« Je suis appelé à changer la face du monde »

Ce jour de décembre 1804 dans la cathédrale Notre-Dame, les six mille dignitaires et diplomates présents à la cérémonie assistent à l’apogée d’un homme d’origine relativement modeste, qui atteint le pouvoir absolu au terme d’une extraordinaire ascension. Dans une somptuosité impériale qui coûte, estime-t-on, l’équivalent actuel de 15 millions d’euros, Napoléon Bonaparte devient Napoléon Ier, « par la grâce de Dieu et les Constitutions de la République, empereur des Français ». L’ambitieux carriériste militaire, partisan de la Révolution française, héro des campagnes d’Italie de 1796-1797, et Premier Consul, s’élève désormais au-dessus des rois héréditaires dont il a combattu âprement l’« Ancien Régime » quelques années plus tôt. Prenant la couronne des mains du pape Pie VII pour s’en coiffer lui-même, le nouveau souverain indique qu’il ne se soumettra à aucune autorité, qu’elle soit religieuse ou autre. Ainsi mis à l’écart, le pape ne peut qu’offrir sa bénédiction et une accolade, puis disparaître discrètement avant la déclaration de serment.
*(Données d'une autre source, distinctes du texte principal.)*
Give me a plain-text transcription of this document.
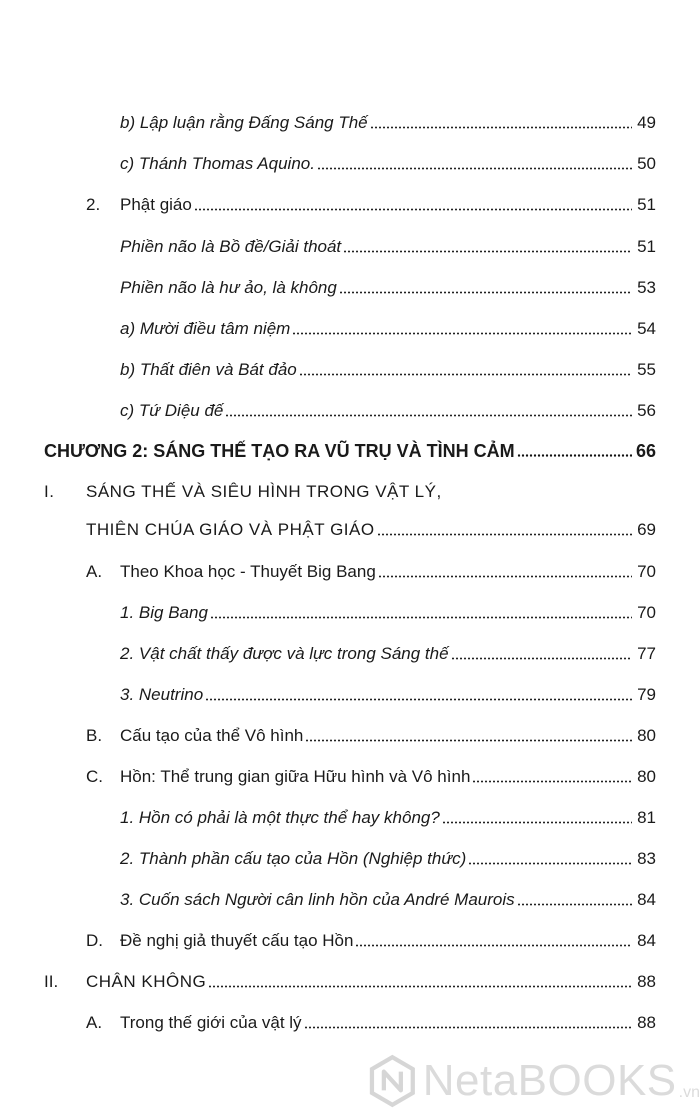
b) Lập luận rằng Đấng Sáng Thế	49
c) Thánh Thomas Aquino.	50
2.	Phật giáo	51
Phiền não là Bồ đề/Giải thoát	51
Phiền não là hư ảo, là không	53
a) Mười điều tâm niệm	54
b) Thất điên và Bát đảo	55
c) Tứ Diệu đế	56
CHƯƠNG 2: SÁNG THẾ TẠO RA VŨ TRỤ VÀ TÌNH CẢM	66
I. SÁNG THẾ VÀ SIÊU HÌNH TRONG VẬT LÝ,
THIÊN CHÚA GIÁO VÀ PHẬT GIÁO	69
A.	Theo Khoa học - Thuyết Big Bang	70
1. Big Bang	70
2. Vật chất thấy được và lực trong Sáng thế	77
3. Neutrino	79
B.	Cấu tạo của thể Vô hình	80
C.	Hồn: Thể trung gian giữa Hữu hình và Vô hình	80
1. Hồn có phải là một thực thể hay không?	81
2. Thành phần cấu tạo của Hồn (Nghiệp thức)	83
3. Cuốn sách Người cân linh hồn của André Maurois	84
D.	Đề nghị giả thuyết cấu tạo Hồn	84
II.	CHÂN KHÔNG	88
A.	Trong thế giới của vật lý	88
NetaBOOKS .vn
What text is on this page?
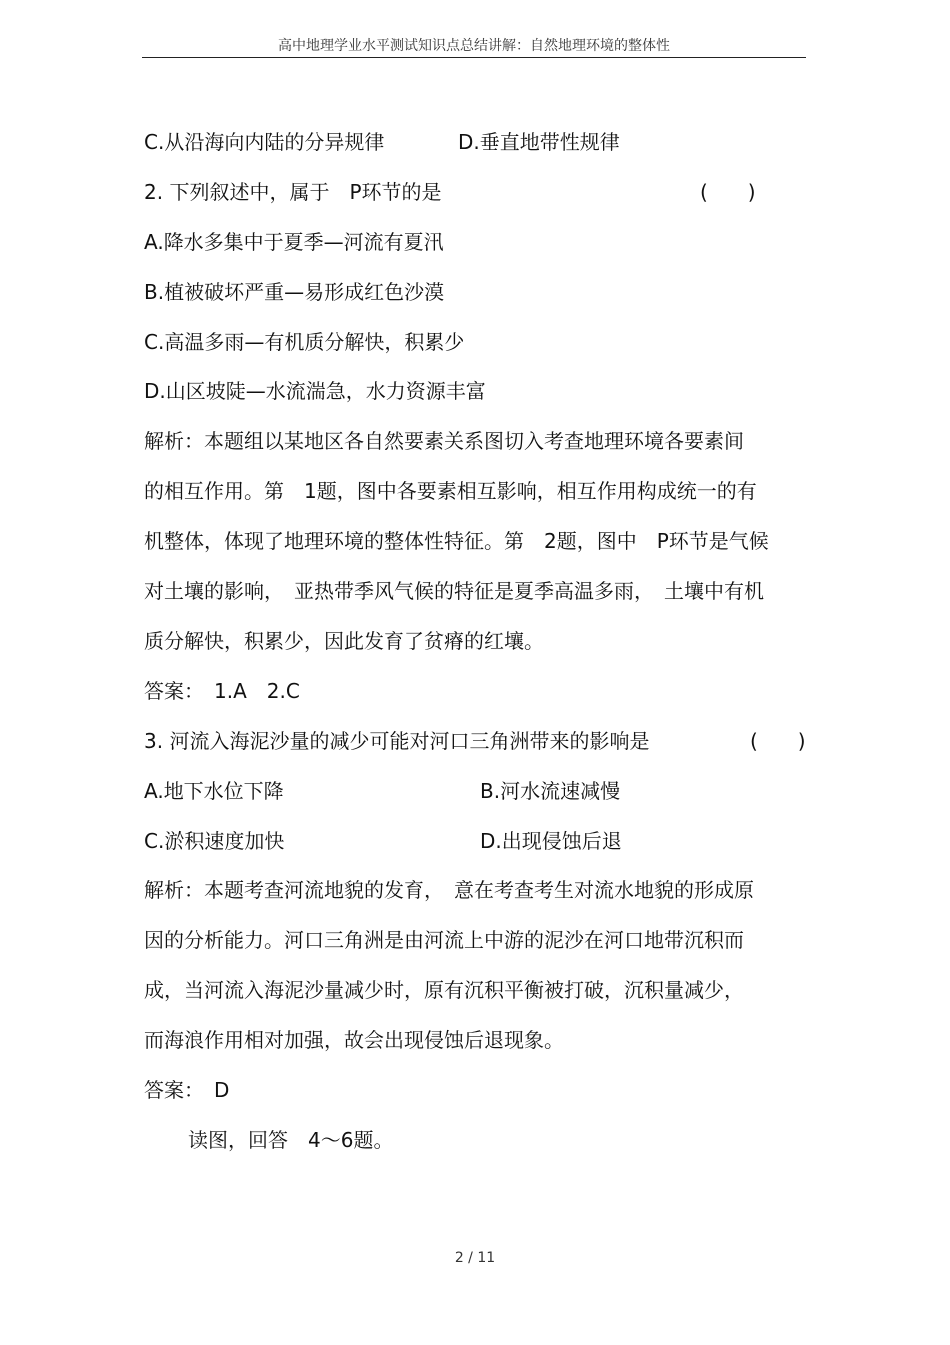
高中地理学业水平测试知识点总结讲解：自然地理环境的整体性
C.从沿海向内陆的分异规律	D.垂直地带性规律
2. 下列叙述中，属于　P环节的是	(　　)
A.降水多集中于夏季—河流有夏汛
B.植被破坏严重—易形成红色沙漠
C.高温多雨—有机质分解快，积累少
D.山区坡陡—水流湍急，水力资源丰富
解析：本题组以某地区各自然要素关系图切入考查地理环境各要素间
的相互作用。第　1题，图中各要素相互影响，相互作用构成统一的有
机整体，体现了地理环境的整体性特征。第　2题，图中　P环节是气候
对土壤的影响，　亚热带季风气候的特征是夏季高温多雨，　土壤中有机
质分解快，积累少，因此发育了贫瘠的红壤。
答案：　1.A　2.C
3. 河流入海泥沙量的减少可能对河口三角洲带来的影响是	(　　)
A.地下水位下降	B.河水流速减慢
C.淤积速度加快	D.出现侵蚀后退
解析：本题考查河流地貌的发育，　意在考查考生对流水地貌的形成原
因的分析能力。河口三角洲是由河流上中游的泥沙在河口地带沉积而
成，当河流入海泥沙量减少时，原有沉积平衡被打破，沉积量减少，
而海浪作用相对加强，故会出现侵蚀后退现象。
答案：　D
读图，回答　4～6题。
2 / 11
L’arrogance phénoménale de Napoléon est assurée d’enflammer certains esprits à travers l’Europe. Beethoven, par exemple, n’approuve pas la transformation de l’homme du peuple en icône impériale. Après avoir été un ardent partisan, il efface le titre de sa troisième symphonie dans un accès d’indignation : à l’origine intitulée Bonaparte, elle deviendra la symphonie Héroïque, dédiée à l’héroïsme en général et « pour célébrer la mémoire d’un grand homme », peut-être le Bonaparte que le compositeur admirait autrefois, ou plus probablement le prince Louis Ferdinand de Prusse qui est mort en héro l’année précédente.

Le revirement complet de Beethoven – valorisation extrême, puis antipathie profonde – n’est pas atypique de l’éventail des émotions que Napoléon a suscitées, parfois même dans le sens inverse. Prenons par exemple le médecin militaire britannique Barry O’Meara qui sera l’un de ceux qui s’occuperont de Napoléon pendant son dernier exil sur l’île de Sainte-Hélène, dans l’Atlantique-Sud. D’abord, ennemi du prisonnier, il en deviendra un adepte sans borne.

« Un chef charismatique, maître de la guerre et de la paix, restaurateur du catholicisme devenu religion d’État, un messie cumulant les symboles de la République et des empereurs romains… »

Gerard Gengembre,Napoléon, l'empereur immortel

Comment « le Petit Caporal » est-il devenu, selon les termes du spécialiste de littérature française Gérard Gengembre, « un chef charismatique, maître de la guerre et de la paix, restaurateur du catholicisme devenu religion d’État, un messie cumulant les symboles de la République et des empereurs romains », mais aussi le chef militaire apparemment impitoyable qui, en 1812, abandonne sa Grande Armée dans l’hiver glacé de la Russie ? Gengembre cite Stendhal qui, bien qu’ayant servi comme soldat lors de cette campagne, écrira : « J’éprouve une sorte de sentiment religieux en osant écrire la première phrase de l’histoire de Napoléon. Il s’agit du plus grand homme qui ait paru dans le monde depuis César ». Comment, après son exil et sa mort en 1821, l’empereur est-il réapparu sous la plume de Chateaubriand comme un « héro fantastique », « le Charlemagne ou l’Alexandre des épopées du Moyen Âge » ?

Thème de plus de 100.000 ouvrages, l’histoire de Napoléon Bonaparte fascine encore deux siècles plus tard. Comment s’y est-il pris ?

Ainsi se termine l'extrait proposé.